Torcello
Catherine Sasanov
Offshore, the Apocalypse stays contained to one island and its church.
Venice's ruler's out wedding himself to the ocean
while I'm ankle deep in the Adriatic, eyes raised to a book
unencumbered by words: A Bible that reads from East to West. Guidebooks want only
to see it as ceiling—the Basilica San Marco,
where Christ's hands open on wounds embedded with rubies, and priests
hold back the sea with brooms. I'm taking on incense,
bowing at altars dragged out of Constantinople, sloshing across marble sacked from Jerusalem.
Offshore, the sea's a bride bought with a fist full of diamonds the Doge throws into the deep—
a sign of his true and perpetual dominion.
Then why does walking into this church mean stepping into the ocean? The sea is a dog— Priests throw in bones just to placate it.

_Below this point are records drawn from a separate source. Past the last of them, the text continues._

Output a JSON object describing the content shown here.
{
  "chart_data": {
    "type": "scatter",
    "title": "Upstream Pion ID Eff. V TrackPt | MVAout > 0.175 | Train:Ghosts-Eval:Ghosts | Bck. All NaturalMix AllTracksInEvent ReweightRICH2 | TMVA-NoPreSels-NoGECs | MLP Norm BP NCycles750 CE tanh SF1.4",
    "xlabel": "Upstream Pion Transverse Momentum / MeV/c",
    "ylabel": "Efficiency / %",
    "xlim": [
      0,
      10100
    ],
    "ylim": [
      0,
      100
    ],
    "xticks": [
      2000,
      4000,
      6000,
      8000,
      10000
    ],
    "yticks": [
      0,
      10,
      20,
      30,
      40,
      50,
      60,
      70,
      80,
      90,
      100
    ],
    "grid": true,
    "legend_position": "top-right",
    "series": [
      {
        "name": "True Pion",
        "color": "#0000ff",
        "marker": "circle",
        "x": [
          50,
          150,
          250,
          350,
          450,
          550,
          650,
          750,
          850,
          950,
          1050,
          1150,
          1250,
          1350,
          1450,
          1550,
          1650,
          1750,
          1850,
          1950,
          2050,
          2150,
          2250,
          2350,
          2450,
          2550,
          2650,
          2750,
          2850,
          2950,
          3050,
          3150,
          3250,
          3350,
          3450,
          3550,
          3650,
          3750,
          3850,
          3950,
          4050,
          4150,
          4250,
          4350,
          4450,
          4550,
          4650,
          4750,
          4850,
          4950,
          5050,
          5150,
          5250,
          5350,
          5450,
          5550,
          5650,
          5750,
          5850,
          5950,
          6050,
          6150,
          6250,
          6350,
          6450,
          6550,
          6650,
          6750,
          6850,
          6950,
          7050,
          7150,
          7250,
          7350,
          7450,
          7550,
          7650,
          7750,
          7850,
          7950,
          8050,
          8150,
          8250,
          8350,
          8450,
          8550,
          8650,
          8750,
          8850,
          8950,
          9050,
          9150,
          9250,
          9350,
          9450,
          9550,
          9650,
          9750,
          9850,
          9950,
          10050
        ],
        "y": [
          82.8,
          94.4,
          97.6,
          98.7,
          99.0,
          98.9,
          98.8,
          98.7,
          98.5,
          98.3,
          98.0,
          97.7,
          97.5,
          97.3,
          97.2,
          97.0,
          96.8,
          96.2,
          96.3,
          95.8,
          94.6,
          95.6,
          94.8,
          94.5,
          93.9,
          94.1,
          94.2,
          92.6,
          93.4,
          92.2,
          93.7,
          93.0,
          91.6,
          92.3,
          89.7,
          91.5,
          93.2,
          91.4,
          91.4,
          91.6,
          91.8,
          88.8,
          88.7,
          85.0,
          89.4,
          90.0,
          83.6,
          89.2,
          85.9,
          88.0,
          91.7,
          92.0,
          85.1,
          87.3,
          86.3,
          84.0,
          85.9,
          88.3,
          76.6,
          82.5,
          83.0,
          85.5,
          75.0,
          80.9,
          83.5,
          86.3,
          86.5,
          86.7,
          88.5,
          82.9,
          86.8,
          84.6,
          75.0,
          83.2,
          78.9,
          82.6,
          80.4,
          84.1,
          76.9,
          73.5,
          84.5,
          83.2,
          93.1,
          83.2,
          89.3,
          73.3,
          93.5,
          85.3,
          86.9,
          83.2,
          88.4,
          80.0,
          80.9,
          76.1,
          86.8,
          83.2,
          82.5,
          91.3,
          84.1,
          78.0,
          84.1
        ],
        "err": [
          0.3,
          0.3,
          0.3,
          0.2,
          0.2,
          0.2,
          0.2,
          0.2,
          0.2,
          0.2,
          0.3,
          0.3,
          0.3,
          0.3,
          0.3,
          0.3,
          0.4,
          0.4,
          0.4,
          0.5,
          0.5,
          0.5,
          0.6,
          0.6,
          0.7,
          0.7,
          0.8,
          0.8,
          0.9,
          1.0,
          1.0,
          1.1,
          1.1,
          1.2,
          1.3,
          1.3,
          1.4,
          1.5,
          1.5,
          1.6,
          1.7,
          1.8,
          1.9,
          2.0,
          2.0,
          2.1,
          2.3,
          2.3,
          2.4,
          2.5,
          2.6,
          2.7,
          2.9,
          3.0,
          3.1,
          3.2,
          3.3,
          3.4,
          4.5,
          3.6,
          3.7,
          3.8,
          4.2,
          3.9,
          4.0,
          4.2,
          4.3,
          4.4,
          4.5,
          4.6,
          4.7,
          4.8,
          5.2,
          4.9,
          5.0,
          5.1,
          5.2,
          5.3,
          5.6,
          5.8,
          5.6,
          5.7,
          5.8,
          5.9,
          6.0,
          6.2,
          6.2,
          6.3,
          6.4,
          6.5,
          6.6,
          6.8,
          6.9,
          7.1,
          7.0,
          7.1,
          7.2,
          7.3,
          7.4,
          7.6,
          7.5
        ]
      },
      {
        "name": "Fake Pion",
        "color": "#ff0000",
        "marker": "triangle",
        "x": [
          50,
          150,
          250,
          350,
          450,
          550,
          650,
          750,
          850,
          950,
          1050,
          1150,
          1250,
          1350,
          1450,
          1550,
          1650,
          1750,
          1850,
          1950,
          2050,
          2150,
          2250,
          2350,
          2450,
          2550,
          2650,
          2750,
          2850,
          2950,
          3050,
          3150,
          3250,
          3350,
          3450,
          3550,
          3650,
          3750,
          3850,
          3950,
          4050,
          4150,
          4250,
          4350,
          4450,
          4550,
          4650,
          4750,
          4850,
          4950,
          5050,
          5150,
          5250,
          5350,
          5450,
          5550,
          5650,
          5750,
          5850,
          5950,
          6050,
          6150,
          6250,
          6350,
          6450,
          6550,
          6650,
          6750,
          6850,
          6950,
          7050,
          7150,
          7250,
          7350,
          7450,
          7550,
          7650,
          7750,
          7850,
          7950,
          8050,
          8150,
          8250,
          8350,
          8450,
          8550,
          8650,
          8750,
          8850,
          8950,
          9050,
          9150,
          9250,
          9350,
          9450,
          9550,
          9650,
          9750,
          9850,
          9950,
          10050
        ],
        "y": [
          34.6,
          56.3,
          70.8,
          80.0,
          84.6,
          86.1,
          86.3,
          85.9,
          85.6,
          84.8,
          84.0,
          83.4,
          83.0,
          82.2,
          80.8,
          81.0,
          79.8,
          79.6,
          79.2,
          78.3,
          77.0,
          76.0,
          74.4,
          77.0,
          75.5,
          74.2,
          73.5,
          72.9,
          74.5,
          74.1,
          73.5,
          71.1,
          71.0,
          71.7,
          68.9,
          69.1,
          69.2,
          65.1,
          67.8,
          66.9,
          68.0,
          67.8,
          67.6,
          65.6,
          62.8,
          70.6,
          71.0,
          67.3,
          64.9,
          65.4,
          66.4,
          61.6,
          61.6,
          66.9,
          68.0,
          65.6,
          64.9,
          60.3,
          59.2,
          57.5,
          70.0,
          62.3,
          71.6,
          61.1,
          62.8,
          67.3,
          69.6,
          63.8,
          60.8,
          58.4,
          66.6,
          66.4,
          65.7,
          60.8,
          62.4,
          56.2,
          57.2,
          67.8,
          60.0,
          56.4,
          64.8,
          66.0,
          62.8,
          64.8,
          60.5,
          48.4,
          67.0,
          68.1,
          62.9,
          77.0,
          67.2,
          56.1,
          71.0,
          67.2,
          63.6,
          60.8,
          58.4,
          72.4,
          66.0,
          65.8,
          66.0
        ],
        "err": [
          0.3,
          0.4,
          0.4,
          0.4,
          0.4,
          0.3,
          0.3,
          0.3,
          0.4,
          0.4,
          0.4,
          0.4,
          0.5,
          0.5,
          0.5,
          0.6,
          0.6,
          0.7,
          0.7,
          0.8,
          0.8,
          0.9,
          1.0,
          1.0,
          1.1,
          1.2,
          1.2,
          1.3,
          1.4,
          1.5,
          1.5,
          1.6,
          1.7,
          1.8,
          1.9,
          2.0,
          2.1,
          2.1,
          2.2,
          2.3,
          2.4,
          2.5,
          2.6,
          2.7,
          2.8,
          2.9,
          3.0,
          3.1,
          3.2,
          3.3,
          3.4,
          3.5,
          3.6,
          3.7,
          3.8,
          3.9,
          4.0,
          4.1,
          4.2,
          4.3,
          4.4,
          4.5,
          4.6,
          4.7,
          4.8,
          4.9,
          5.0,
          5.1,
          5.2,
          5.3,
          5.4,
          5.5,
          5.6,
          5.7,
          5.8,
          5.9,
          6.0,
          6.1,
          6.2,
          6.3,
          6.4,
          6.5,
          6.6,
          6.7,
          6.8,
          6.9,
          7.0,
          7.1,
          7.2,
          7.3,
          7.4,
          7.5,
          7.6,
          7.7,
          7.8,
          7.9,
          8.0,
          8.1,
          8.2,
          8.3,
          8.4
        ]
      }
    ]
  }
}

The year's nearly 2000, but the millennium already hit once
on the island Torcello, a kind of plague the Venetians contained. 999 years,
and the dead still crawl from dirt towards their radiant bodies, they still gather up
missing limbs: arms, legs, hands sharks and beasts keep regurgitating.
We do what we know— But Christ never wanted to manage resurrections in Venice.
Underdressed in the flesh from dead civilizations, he moves among us in Byzantine skin.
I'm getting close to this God worshiped only by tourists.
He picks at the wounds on his crucified body, the injury scabbed over with jewels.